In summary: the Roszak boy entered a warring world already grown up and with this came certain expectations. Foremost: that he should be an intelligent kid. To this he complied. Secondly, that he should be a son who got on well with his parents. Confirmed! Thirdly, that he would be a boy whose idea of fun had about it none of the boisterous self-centeredness and lack of reason of his peers. Dear dear, sadly (yet thankfully) true. And now at twenty-one and newly graduated he had spent the morning alone, carefully reading Mad magazine and waiting for a sign of the postman until he drove his father’s car out of the family garage and up along the Fairlight escarpment. . . . Banksia bush all around and, it being summer and the hottest time of the day, teeming with the shrill trill of tiny black cicadas. Songs of Eden-like insects, abdomens vibrating, a host of tiny compound eyes, filament wings unfolding and drying, muting the approach of the DeSoto as new illuminati pulled it up by the roadside, left the engine running, and made his way through the bush, along a track worn by his previous comings and goings, to the escarpment edge.

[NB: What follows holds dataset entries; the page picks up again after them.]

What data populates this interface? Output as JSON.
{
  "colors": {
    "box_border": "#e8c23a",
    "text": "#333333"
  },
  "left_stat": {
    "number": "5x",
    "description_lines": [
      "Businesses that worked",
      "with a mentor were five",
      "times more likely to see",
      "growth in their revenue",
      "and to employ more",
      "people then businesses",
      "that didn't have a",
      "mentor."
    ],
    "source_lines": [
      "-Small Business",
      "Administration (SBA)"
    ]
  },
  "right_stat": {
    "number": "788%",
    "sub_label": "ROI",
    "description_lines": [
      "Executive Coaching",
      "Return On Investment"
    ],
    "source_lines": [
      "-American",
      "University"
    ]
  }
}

Below: the burgeoning suburb of Vale on Vale, rival developers busy making roadways in opposing directions, slight spirals of smoke from the turpentines burning, a dot or two on go-getters bare soil of sprinklers set to enforce the growing of kikuku, primulas, chrysanthemums in heat such as this and, at the base of the gully where the main line from the North Head Treatment works would soon cross, The Vale School. A building in the tropical style with its underside raised on stilts and beneath it stored hoops, rings, mats, medicine balls, an apparatus (never used) for escaping across ravines, a chocolate wheel, a pommel horse and stockman’s bridle and all around a verandah of six foot width and the windows hidden below bull-nose iron and an iron roof which was so bright as to blind. Reflected also: sheds in which during severe storms the children could pray, sing anthems and eat and a Union Jack flying at full mast, satchels hung on pegs, bicycles, a trough of poised bubblingers, waterfalls and, what about (because the outskirts were never far away), a white pony ridden in from a farm in the west and grazing lazily beside the creek on nitre brush and eelgrass.